Hansie Cronje was exposed as a corrupt charlatan and is best remembered as a man who shamed cricket and tarnished its image, yet the multitudes of Afrikaners who consistently lament corruption in the government continue to see Hansie as the best thing since a thong. If corruption is something we detest so much, why is Hansie a special case?
Black people also would give Mugabe a standing ovation and cheer him during his mad rantings against Britain and the US, while loudly expressing their disgust at xenophobic attacks against Zimbabweans, but support a repressive regime that continues to butcher its people and subject them to tragic existence. We complain about the high levels of violent crimes, but we harbour these murderous criminals in our townships. They live among us, we know them, yet we lack the courage of conviction to report them to the authorities and help rid our country of the scourge of criminality. It is an indictment on all of those who know these murderous individuals and do nothing.

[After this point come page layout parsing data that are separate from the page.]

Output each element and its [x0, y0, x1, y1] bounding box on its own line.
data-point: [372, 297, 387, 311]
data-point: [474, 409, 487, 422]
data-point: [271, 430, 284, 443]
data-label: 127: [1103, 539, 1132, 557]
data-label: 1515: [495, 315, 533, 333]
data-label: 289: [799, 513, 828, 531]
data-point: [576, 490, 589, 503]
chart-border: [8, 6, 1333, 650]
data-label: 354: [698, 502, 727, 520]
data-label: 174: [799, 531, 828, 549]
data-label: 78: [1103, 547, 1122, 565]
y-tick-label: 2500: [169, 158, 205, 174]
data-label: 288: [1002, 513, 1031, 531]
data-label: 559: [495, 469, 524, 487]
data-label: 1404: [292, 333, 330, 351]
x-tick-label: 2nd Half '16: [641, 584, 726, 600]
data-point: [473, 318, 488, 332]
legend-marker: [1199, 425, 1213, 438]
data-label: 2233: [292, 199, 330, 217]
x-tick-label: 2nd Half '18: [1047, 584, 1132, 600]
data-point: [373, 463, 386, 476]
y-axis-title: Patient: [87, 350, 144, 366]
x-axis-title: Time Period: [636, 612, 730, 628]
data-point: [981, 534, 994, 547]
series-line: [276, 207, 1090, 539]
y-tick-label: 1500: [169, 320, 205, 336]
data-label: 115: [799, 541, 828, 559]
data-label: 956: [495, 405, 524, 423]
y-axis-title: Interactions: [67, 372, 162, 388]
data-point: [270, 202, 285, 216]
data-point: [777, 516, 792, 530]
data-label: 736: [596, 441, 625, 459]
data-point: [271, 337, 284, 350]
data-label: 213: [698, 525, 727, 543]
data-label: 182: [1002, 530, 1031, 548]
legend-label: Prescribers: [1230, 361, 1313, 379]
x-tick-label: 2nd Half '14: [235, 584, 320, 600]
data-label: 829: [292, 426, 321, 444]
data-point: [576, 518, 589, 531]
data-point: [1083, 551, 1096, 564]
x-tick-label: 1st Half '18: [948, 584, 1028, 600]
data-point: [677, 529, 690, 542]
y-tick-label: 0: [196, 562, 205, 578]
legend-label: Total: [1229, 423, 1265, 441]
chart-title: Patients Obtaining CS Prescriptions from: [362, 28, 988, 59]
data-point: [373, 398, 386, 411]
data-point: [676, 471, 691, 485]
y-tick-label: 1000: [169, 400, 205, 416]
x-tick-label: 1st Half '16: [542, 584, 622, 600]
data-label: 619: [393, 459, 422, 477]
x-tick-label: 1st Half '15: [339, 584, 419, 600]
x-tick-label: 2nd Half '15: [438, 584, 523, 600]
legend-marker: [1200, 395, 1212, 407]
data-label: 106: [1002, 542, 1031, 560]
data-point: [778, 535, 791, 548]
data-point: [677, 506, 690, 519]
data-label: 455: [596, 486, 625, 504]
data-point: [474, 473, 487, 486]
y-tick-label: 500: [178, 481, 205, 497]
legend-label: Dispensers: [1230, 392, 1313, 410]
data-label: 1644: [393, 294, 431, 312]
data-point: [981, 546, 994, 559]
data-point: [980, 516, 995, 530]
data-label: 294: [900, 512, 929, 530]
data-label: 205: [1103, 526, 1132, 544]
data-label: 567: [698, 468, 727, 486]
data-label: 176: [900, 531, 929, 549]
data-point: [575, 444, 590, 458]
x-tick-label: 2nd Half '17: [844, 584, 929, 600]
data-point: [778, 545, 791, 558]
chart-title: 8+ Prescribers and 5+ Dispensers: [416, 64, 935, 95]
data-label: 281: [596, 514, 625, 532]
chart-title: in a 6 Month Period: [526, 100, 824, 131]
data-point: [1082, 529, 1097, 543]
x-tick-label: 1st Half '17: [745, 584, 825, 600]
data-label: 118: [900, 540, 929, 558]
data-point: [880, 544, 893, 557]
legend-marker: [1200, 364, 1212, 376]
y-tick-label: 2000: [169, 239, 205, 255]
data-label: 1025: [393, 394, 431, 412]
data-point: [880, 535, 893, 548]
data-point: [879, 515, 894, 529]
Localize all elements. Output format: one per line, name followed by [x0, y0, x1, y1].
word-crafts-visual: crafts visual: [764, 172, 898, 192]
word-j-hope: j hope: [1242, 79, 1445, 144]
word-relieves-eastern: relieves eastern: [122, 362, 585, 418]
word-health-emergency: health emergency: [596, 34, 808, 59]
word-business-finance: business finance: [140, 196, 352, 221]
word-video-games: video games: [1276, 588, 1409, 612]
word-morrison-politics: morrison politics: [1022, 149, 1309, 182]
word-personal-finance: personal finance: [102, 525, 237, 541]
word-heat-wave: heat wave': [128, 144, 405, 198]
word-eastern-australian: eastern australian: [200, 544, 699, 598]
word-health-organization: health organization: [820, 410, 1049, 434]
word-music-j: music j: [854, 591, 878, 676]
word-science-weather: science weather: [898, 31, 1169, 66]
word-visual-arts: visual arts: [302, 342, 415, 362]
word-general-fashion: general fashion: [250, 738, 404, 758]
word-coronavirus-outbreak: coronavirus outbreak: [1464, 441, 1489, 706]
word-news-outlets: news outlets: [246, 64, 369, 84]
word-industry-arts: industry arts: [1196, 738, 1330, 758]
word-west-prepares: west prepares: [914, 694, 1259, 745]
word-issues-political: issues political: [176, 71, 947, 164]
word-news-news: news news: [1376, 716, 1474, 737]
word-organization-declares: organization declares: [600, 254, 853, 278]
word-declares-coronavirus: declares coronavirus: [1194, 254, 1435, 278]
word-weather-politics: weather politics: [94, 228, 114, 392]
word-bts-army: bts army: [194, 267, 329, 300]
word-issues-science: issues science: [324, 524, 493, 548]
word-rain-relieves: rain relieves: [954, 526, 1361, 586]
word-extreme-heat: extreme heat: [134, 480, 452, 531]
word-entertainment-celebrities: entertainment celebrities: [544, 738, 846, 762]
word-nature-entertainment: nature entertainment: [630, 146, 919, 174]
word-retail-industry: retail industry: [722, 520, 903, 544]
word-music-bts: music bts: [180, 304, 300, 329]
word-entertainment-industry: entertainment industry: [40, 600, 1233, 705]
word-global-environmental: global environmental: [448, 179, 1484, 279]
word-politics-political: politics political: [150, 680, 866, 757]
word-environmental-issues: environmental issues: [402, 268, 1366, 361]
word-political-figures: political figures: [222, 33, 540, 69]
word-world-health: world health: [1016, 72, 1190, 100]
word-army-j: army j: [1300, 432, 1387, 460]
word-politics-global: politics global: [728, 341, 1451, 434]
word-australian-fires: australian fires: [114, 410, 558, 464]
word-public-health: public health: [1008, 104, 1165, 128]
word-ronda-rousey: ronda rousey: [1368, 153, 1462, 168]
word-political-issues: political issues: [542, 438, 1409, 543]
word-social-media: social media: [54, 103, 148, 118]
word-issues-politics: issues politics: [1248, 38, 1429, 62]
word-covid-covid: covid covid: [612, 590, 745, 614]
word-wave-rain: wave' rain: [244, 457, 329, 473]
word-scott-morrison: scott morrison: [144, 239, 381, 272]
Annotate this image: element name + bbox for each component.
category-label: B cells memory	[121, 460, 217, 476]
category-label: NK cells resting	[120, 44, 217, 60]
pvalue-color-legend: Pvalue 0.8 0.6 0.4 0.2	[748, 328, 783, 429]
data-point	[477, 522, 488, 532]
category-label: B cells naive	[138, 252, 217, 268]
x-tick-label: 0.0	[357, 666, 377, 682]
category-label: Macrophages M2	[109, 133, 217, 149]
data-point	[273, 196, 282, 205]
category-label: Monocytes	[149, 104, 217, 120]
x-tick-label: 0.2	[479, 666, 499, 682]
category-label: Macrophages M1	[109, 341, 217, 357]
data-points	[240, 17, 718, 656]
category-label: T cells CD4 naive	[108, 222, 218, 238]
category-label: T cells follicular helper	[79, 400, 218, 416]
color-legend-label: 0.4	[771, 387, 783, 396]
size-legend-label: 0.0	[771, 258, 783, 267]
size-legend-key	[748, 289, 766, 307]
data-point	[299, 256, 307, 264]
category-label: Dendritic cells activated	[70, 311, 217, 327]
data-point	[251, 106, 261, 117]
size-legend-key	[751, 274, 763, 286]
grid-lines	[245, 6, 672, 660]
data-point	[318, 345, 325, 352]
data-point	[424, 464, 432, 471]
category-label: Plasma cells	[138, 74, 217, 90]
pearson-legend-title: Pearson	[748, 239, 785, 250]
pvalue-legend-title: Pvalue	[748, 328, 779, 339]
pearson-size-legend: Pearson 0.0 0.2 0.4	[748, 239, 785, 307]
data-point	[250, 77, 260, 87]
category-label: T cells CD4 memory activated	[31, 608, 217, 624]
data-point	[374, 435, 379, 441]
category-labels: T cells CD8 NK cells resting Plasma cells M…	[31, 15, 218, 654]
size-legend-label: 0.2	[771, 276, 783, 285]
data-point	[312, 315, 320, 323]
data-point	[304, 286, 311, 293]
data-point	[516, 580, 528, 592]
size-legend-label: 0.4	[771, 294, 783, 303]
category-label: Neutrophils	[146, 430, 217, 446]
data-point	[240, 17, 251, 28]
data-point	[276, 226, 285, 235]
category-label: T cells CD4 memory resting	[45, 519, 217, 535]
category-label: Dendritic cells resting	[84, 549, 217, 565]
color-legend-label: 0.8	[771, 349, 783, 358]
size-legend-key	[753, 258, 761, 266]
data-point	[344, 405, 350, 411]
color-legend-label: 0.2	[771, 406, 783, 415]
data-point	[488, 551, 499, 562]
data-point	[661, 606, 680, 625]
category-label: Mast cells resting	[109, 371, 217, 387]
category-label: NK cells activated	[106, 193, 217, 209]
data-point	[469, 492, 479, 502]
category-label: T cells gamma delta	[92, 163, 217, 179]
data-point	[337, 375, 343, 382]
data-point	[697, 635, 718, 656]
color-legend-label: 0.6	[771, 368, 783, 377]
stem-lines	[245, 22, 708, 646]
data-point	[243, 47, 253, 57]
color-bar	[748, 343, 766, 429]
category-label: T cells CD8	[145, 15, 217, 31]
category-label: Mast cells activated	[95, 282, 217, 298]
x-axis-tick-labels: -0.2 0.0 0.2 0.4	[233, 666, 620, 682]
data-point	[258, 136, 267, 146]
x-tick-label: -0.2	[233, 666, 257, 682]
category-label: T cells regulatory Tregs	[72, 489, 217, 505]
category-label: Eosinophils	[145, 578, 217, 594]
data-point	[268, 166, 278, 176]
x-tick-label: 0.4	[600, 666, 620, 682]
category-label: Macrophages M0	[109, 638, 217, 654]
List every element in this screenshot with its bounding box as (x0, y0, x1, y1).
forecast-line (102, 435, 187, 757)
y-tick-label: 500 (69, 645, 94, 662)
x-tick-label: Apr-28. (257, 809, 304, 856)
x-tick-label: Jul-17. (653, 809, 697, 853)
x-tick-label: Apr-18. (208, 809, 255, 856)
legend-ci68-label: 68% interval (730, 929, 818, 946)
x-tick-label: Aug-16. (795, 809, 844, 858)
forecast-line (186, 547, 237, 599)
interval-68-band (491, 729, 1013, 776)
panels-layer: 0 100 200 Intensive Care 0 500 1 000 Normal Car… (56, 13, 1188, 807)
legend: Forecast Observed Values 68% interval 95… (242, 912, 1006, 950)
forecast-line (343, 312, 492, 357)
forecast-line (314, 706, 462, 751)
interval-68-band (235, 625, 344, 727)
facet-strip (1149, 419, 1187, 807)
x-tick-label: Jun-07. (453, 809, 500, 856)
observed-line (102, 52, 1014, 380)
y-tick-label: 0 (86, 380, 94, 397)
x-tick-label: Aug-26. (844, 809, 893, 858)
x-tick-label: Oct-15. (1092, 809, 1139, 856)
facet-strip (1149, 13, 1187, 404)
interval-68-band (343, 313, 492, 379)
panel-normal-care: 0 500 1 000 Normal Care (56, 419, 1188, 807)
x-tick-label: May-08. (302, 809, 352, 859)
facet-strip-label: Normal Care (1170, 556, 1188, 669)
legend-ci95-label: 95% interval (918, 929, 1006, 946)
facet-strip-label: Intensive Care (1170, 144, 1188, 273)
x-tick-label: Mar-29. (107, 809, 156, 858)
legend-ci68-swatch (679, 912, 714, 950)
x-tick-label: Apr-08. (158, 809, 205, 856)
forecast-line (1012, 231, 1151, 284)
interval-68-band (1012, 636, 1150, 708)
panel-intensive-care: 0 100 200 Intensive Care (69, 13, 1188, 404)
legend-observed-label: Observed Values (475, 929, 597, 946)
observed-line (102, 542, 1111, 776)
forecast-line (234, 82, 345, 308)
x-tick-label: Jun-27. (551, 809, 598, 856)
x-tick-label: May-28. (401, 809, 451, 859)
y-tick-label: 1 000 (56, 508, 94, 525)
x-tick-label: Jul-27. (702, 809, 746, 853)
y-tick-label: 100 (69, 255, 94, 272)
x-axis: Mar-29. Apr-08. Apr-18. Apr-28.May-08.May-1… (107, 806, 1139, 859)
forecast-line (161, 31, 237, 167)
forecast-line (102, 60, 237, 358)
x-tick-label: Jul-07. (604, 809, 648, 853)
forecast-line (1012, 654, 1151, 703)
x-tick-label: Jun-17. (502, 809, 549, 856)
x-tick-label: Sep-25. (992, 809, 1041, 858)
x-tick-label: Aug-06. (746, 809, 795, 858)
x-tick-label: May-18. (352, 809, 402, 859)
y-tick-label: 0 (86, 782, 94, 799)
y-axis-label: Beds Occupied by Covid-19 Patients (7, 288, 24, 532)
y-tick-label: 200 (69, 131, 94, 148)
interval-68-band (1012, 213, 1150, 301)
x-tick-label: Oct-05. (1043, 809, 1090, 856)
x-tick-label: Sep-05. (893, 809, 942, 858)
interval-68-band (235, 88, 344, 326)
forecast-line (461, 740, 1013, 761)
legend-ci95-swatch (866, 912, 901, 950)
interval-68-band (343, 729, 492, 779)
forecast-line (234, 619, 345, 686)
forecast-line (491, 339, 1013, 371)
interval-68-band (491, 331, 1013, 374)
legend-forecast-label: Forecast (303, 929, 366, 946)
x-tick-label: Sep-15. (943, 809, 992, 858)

Hypocrisy is a defining characteristic of ourselves as a country. South Africans are happy to bribe a traffic officer to escape a heavy traffic fine or prison, buy pirated DVDs and continuously whine about the levels of crime when they too are criminals! It is important that we begin to reflect on ourselves and question whether our conduct is consistent with the shared and aspirant values of society; whether the history we celebrate sufficiently defines all that should represent us and discard what is in conflict with where we ought to be. By continuing to embrace our offensive past we betray what we purport to stand for now and hope to sustain into the future. Our society will not progress towards normality if we continue on our current path.